Monday, 14 December 2015: 17:15
3007 (Moscone West)
Gwenn E Flowers and Jeff W Crompton, Simon Fraser University, Burnaby, BC, Canada
Abstract:
Glacier surging represents an end-member behavior in the spectrum of ice dynamics, involving marked acceleration and high flow speeds due to abrupt changes in basal mechanics. Though much effort has been devoted to understanding the role of basal hydrology and thermal regime in fast glacier flow, fewer studies have addressed the potential role of the geologic substrate. One interesting observation is that surge-type glaciers appear almost universally associated with unconsolidated (till) beds, and several large-scale statistical studies have revealed correlations between glacier surging and bedrock properties. We revisit this relationship using field measurements.

We selected 20 individual glaciers for sampling in a 40x40 km region of the St. Elias Mountains of Yukon, Canada. Eleven of these glaciers are known to surge and nine are not. The 20 study glaciers are underlain by lithologies that we have broadly classified into two types: metasedimentary only and mixed metasedimentary-granodiorite. We characterized geological and geotechnical properties of the bedrock in each basin, and analyzed the hydrochemistry and mineralogy and grain size distribution (GSD) of the suspended sediments in the proglacial streams. Here we focus on some intriguing results of the GSD analysis.
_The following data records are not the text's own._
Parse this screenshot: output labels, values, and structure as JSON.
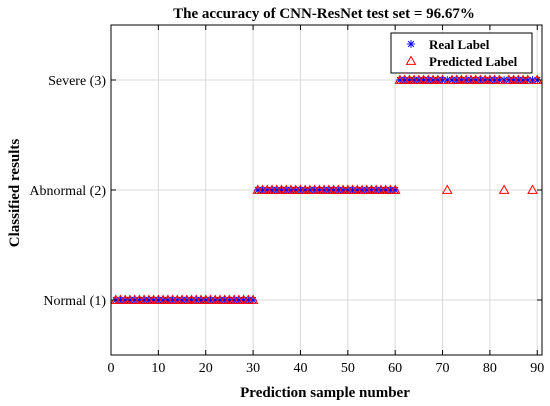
{
  "chart_data": {
    "type": "scatter",
    "title": "The accuracy of CNN-ResNet test set = 96.67%",
    "xlabel": "Prediction sample number",
    "ylabel": "Classified results",
    "xlim": [
      0,
      91
    ],
    "ylim": [
      0.5,
      3.5
    ],
    "xticks": [
      0,
      10,
      20,
      30,
      40,
      50,
      60,
      70,
      80,
      90
    ],
    "yticks": [
      1,
      2,
      3
    ],
    "ytick_labels": [
      "Normal (1)",
      "Abnormal (2)",
      "Severe (3)"
    ],
    "grid": true,
    "legend_position": "top-right",
    "series": [
      {
        "name": "Real Label",
        "marker": "asterisk",
        "color": "#0000ff",
        "x": [
          1,
          2,
          3,
          4,
          5,
          6,
          7,
          8,
          9,
          10,
          11,
          12,
          13,
          14,
          15,
          16,
          17,
          18,
          19,
          20,
          21,
          22,
          23,
          24,
          25,
          26,
          27,
          28,
          29,
          30,
          31,
          32,
          33,
          34,
          35,
          36,
          37,
          38,
          39,
          40,
          41,
          42,
          43,
          44,
          45,
          46,
          47,
          48,
          49,
          50,
          51,
          52,
          53,
          54,
          55,
          56,
          57,
          58,
          59,
          60,
          61,
          62,
          63,
          64,
          65,
          66,
          67,
          68,
          69,
          70,
          71,
          72,
          73,
          74,
          75,
          76,
          77,
          78,
          79,
          80,
          81,
          82,
          83,
          84,
          85,
          86,
          87,
          88,
          89,
          90
        ],
        "y": [
          1,
          1,
          1,
          1,
          1,
          1,
          1,
          1,
          1,
          1,
          1,
          1,
          1,
          1,
          1,
          1,
          1,
          1,
          1,
          1,
          1,
          1,
          1,
          1,
          1,
          1,
          1,
          1,
          1,
          1,
          2,
          2,
          2,
          2,
          2,
          2,
          2,
          2,
          2,
          2,
          2,
          2,
          2,
          2,
          2,
          2,
          2,
          2,
          2,
          2,
          2,
          2,
          2,
          2,
          2,
          2,
          2,
          2,
          2,
          2,
          3,
          3,
          3,
          3,
          3,
          3,
          3,
          3,
          3,
          3,
          3,
          3,
          3,
          3,
          3,
          3,
          3,
          3,
          3,
          3,
          3,
          3,
          3,
          3,
          3,
          3,
          3,
          3,
          3,
          3
        ]
      },
      {
        "name": "Predicted Label",
        "marker": "triangle",
        "color": "#ff0000",
        "x": [
          1,
          2,
          3,
          4,
          5,
          6,
          7,
          8,
          9,
          10,
          11,
          12,
          13,
          14,
          15,
          16,
          17,
          18,
          19,
          20,
          21,
          22,
          23,
          24,
          25,
          26,
          27,
          28,
          29,
          30,
          31,
          32,
          33,
          34,
          35,
          36,
          37,
          38,
          39,
          40,
          41,
          42,
          43,
          44,
          45,
          46,
          47,
          48,
          49,
          50,
          51,
          52,
          53,
          54,
          55,
          56,
          57,
          58,
          59,
          60,
          61,
          62,
          63,
          64,
          65,
          66,
          67,
          68,
          69,
          70,
          71,
          72,
          73,
          74,
          75,
          76,
          77,
          78,
          79,
          80,
          81,
          82,
          83,
          84,
          85,
          86,
          87,
          88,
          89,
          90
        ],
        "y": [
          1,
          1,
          1,
          1,
          1,
          1,
          1,
          1,
          1,
          1,
          1,
          1,
          1,
          1,
          1,
          1,
          1,
          1,
          1,
          1,
          1,
          1,
          1,
          1,
          1,
          1,
          1,
          1,
          1,
          1,
          2,
          2,
          2,
          2,
          2,
          2,
          2,
          2,
          2,
          2,
          2,
          2,
          2,
          2,
          2,
          2,
          2,
          2,
          2,
          2,
          2,
          2,
          2,
          2,
          2,
          2,
          2,
          2,
          2,
          2,
          3,
          3,
          3,
          3,
          3,
          3,
          3,
          3,
          3,
          3,
          2,
          3,
          3,
          3,
          3,
          3,
          3,
          3,
          3,
          3,
          3,
          3,
          2,
          3,
          3,
          3,
          3,
          3,
          2,
          3
        ]
      }
    ]
  }
}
Using statistical techniques, including significance testing and principal component analysis, we find that: (1) lithology determines GSD for non-surge-type glaciers, with metasedimentary basins associated with finer mean grain sizes and mixed-lithology basins with coarser mean grain sizes, but (2) the GSDs associated with surge-type glaciers are intermediate between the distributions described above, and are statistically indistinguishable between metasedimentary and mixed lithology basins. The latter suggests either that surge-type glaciers in our study area occur preferentially in basins where various processes conspire to produce a characteristic GSD, or that the surge cycle itself exerts an influence on grain size that masks the basic lithological control. If the presence of till promotes flow instability, our results suggest that the distribution of fines in the till may be an important geologic control on glacier dynamics.